Encerrada as votações, o povo brasileiro elegeu seu novo presidente e com ele, toda a esperança da nação se renova. Vivemos nesse momento uma mistura de sentimentos onde até aquele que diz que não se importa com a política começa a imaginar como será a sua vida a partir do próximo ano.

O que vai mudar? Não sabemos. Mas temos algumas certezas sobre como devemos nos comportar a partir de agora.

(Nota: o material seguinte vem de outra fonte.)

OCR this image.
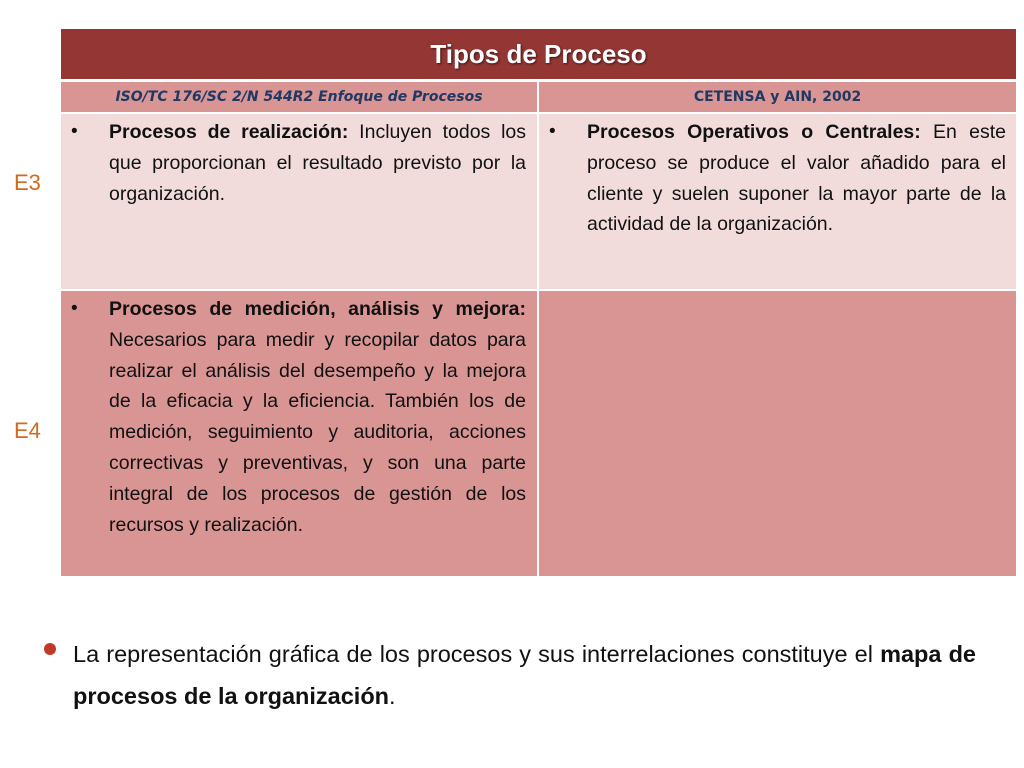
E3
E4
Tipos de Proceso	
ISO/TC 176/SC 2/N 544R2 Enfoque de Procesos	CETENSA y AIN, 2002

• Procesos de realización: Incluyen todos los que proporcionan el resultado previsto por la organización.	• Procesos Operativos o Centrales: En este proceso se produce el valor añadido para el cliente y suelen suponer la mayor parte de la actividad de la organización.

• Procesos de medición, análisis y mejora: Necesarios para medir y recopilar datos para realizar el análisis del desempeño y la mejora de la eficacia y la eficiencia. También los de medición, seguimiento y auditoria, acciones correctivas y preventivas, y son una parte integral de los procesos de gestión de los recursos y realización.	

La representación gráfica de los procesos y sus interrelaciones constituye el mapa de procesos de la organización.
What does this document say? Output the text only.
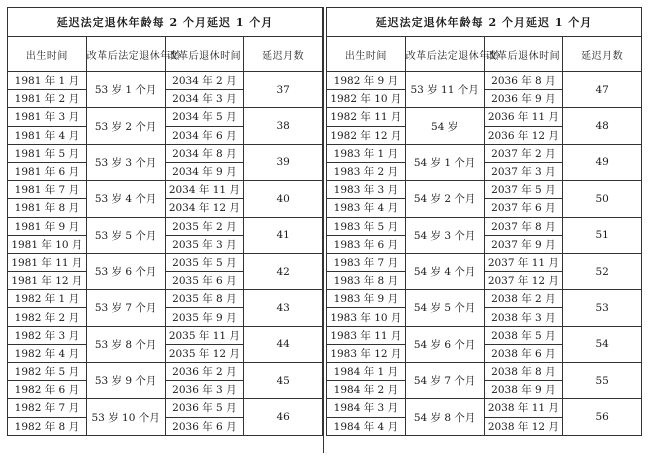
延迟法定退休年龄每 2 个月延迟 1 个月			
出生时间	改革后法定退休年龄	改革后退休时间	延迟月数
1981 年 1 月	53 岁 1 个月	2034 年 2 月	37
1981 年 2 月		2034 年 3 月	
1981 年 3 月	53 岁 2 个月	2034 年 5 月	38
1981 年 4 月		2034 年 6 月	
1981 年 5 月	53 岁 3 个月	2034 年 8 月	39
1981 年 6 月		2034 年 9 月	
1981 年 7 月	53 岁 4 个月	2034 年 11 月	40
1981 年 8 月		2034 年 12 月	
1981 年 9 月	53 岁 5 个月	2035 年 2 月	41
1981 年 10 月		2035 年 3 月	
1981 年 11 月	53 岁 6 个月	2035 年 5 月	42
1981 年 12 月		2035 年 6 月	
1982 年 1 月	53 岁 7 个月	2035 年 8 月	43
1982 年 2 月		2035 年 9 月	
1982 年 3 月	53 岁 8 个月	2035 年 11 月	44
1982 年 4 月		2035 年 12 月	
1982 年 5 月	53 岁 9 个月	2036 年 2 月	45
1982 年 6 月		2036 年 3 月	
1982 年 7 月	53 岁 10 个月	2036 年 5 月	46
1982 年 8 月		2036 年 6 月	
延迟法定退休年龄每 2 个月延迟 1 个月			
出生时间	改革后法定退休年龄	改革后退休时间	延迟月数
1982 年 9 月	53 岁 11 个月	2036 年 8 月	47
1982 年 10 月		2036 年 9 月	
1982 年 11 月	54 岁	2036 年 11 月	48
1982 年 12 月		2036 年 12 月	
1983 年 1 月	54 岁 1 个月	2037 年 2 月	49
1983 年 2 月		2037 年 3 月	
1983 年 3 月	54 岁 2 个月	2037 年 5 月	50
1983 年 4 月		2037 年 6 月	
1983 年 5 月	54 岁 3 个月	2037 年 8 月	51
1983 年 6 月		2037 年 9 月	
1983 年 7 月	54 岁 4 个月	2037 年 11 月	52
1983 年 8 月		2037 年 12 月	
1983 年 9 月	54 岁 5 个月	2038 年 2 月	53
1983 年 10 月		2038 年 3 月	
1983 年 11 月	54 岁 6 个月	2038 年 5 月	54
1983 年 12 月		2038 年 6 月	
1984 年 1 月	54 岁 7 个月	2038 年 8 月	55
1984 年 2 月		2038 年 9 月	
1984 年 3 月	54 岁 8 个月	2038 年 11 月	56
1984 年 4 月		2038 年 12 月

A prioridade é descer do palanque, fazer as pazes com amigos e parentes, promover a paz. O Brasil se dividiu numa disputa acirrada que finalmente teve fim. A torcida agora é pelo desenvolvimento socioeconômico, geração de empregos, mais investimento na saúde, na educação, no cuidado com o meio ambiente. Sem revanchismo, sem punição pra quem votou diferente de você.

Na África do Sul Nélson Mandela uniu o país através do esporte. Aqui não precisamos esperar por uma nova Copa do Mundo pra ter o verde e amarelo representando a todos. Moramos no mesmo território, falamos a mesma língua, somos identificados pelo mesmo adjetivo pátrio: Somos BRASILEIROS.

Jair Bolsonaro assume em meio a grandes desafios. Entre eles corresponder as expectativas de uma massa de 13 milhões de desempregados. Será necessário direcionar e implementar sua política macroeconômica , criar a segurança do mercado e principalmente das pessoas, para voltar a consumir. Temos o Dólar em alta, deficit público em ascensão, juros de ponta cobrados de pessoa física e jurídica em patamares estratosféricos, balança comercial aquém do ideal, PIB patinando. E isto tudo reflete em falta de confiança de investimentos e contenção do consumo.

O crescimento do crime organizado acontece em um país que tem prisões com taxa de ocupação média de 197% - há 729 mil detentos no país.

Ainda tem a conhecida lei que determina o Teto dos Gastos que entrou em vigor no ano passado e, no caso dos investimentos na saúde e educação, passou a valer a partir deste ano. A duração é de 20 anos, podendo ser revista a partir do décimo ano. Será que Jair Bolsonaro vai revogar?

Enfim, a solução desses problemas trará a mudança que o país tanto precisa. E o que desejamos para esse novo Brasil é que os partidos convivam em harmonia no Congresso Nacional, que novo presidente possa se concentrar no que realmente importa: prover o desenvolvimento da nação. Habitamos um território geograficamente delimitado e habitado por uma coletividade com história própria. Somos todos habitantes do Brasil.